SPOX: Man hört, dass Lewandowski nicht der Beliebteste innerhalb des Teams sein soll. Wie haben Sie ihn erlebt?

Dede: Es ist klar, dass jetzt viele solche Geschichten um ihn aufkommen. Das kann ich aber absolut nicht bestätigen. Er war voll in die Gruppe integriert, wie jeder andere auch. In dem einem Jahr, in dem wir zusammen spielten, waren wir gewissermaßen wie Partner. Er saß ja genauso oft auf der Bank wie ich. Robert hat nie gemeckert, im Training immer alles gegeben und geduldig auf seine Chance gewartet - ein sehr positiver Charakter.

SPOX: Während Lewandowski vor einer Welt-Karriere steht, sind Sie mittlerweile in der Phase angekommen, in der man sich Gedanken über die Zukunft macht. Sie haben einmal gesagt, dass Sie mit 35 Jahren nicht mehr unbedingt Fußball spielen wollen. In zwei Monaten wäre es soweit...

Dede: Ich habe einfach immer noch Spaß am Fußball. Da ich in Dortmund am Ende nicht mehr so oft zum Zug kam, genieße ich jetzt einfach die vielen Spielminuten. Mein Vertrag läuft bis 2014 mit Option auf ein weiteres Jahr. Ich kann nicht sagen, wie es bis dahin genau weitergeht. Ich weiß nur, dass ich nach der Karriere auf jeden Fall erst einmal nach Brasilien zurückkehren werde. Ich bin seit 15 Jahren weit weg von meiner Familie. Meine Eltern sind nun auch älter und ich möchte mit ihnen die gemeinsame Zeit genießen.
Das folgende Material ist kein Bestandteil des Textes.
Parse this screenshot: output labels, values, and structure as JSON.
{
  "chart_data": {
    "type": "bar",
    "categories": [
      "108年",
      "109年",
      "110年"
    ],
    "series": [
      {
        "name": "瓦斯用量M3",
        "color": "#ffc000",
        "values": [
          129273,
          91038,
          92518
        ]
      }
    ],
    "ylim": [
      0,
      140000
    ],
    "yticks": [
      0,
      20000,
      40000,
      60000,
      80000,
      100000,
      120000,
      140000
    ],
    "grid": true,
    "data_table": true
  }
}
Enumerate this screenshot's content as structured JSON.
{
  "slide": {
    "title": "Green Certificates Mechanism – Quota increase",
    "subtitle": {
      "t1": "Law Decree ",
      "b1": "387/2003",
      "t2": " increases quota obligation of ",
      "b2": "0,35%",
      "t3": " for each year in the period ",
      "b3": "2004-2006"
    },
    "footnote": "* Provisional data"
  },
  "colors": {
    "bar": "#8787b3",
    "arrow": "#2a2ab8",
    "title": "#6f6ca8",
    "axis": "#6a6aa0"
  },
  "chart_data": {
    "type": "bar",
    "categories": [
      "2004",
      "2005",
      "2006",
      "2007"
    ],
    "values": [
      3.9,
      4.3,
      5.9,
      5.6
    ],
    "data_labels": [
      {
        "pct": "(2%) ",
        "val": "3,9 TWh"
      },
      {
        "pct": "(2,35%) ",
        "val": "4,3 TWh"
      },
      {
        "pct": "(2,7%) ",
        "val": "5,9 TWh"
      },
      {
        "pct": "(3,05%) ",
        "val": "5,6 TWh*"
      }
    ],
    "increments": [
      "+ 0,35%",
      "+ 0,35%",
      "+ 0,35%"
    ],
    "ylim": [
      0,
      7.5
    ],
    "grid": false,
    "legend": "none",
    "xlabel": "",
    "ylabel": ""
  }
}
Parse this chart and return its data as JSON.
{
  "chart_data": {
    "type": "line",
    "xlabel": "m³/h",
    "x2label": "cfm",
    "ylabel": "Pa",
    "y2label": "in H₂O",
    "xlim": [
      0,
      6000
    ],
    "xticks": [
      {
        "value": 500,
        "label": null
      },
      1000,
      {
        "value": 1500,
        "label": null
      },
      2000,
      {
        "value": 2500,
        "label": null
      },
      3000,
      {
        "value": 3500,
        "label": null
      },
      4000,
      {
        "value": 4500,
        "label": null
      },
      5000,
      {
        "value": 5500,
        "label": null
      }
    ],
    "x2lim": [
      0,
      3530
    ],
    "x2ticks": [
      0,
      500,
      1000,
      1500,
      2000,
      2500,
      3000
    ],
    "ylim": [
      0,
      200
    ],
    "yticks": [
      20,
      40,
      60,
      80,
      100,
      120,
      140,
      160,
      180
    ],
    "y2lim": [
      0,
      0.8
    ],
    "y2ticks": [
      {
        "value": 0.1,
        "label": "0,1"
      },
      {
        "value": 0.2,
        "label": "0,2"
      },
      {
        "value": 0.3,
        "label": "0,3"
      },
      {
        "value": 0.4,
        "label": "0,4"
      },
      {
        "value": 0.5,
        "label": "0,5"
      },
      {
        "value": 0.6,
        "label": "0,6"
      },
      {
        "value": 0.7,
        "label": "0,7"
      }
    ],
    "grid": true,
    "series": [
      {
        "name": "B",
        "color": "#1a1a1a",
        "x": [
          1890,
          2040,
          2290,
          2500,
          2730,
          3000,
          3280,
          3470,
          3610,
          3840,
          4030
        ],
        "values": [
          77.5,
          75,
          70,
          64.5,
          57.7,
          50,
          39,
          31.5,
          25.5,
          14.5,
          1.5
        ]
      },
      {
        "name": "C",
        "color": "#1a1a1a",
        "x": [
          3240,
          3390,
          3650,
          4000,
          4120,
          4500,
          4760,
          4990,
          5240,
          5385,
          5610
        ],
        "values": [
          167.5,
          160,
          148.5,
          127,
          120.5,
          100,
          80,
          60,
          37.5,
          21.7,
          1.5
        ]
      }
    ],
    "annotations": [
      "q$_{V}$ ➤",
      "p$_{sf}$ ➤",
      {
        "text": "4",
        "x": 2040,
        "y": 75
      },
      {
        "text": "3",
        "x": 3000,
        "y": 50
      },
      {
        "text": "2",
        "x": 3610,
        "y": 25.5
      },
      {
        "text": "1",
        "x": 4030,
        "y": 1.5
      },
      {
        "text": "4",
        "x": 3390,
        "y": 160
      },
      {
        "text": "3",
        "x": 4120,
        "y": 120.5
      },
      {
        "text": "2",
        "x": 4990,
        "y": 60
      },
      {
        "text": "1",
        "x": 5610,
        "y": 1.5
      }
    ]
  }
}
Irgendwann später will ich nach Deutschland zurückkehren und dort eine Familie gründen.

SPOX: Sie wirken sehr glücklich und in sich selbst zu ruhend. Haben Sie alles richtig gemacht im Leben?

Dede: Das ist für mich nicht entscheidend. Aber wenn mir jemand die Möglichkeit geben würde, mein Leben noch einmal zu leben, dann würde ich alles wieder so machen. Ich spiele seit 15 Jahren nicht mehr bei Atletico Mineiro, aber die Fans lieben mich dort immer noch. Beim BVB ist es genauso, in Eskisehir nun ähnlich. Wenn ich in Deutschland am Flughafen ankomme, erkennt mich jeder. Die Reaktionen der Leute zeigen mir, dass ich mit vielen Entscheidungen meines Lebens richtig gelegen habe. Es gab ja selbst von Schalke-Fans Lob. Das alles kann dir kein Geld der Welt aufwiegen.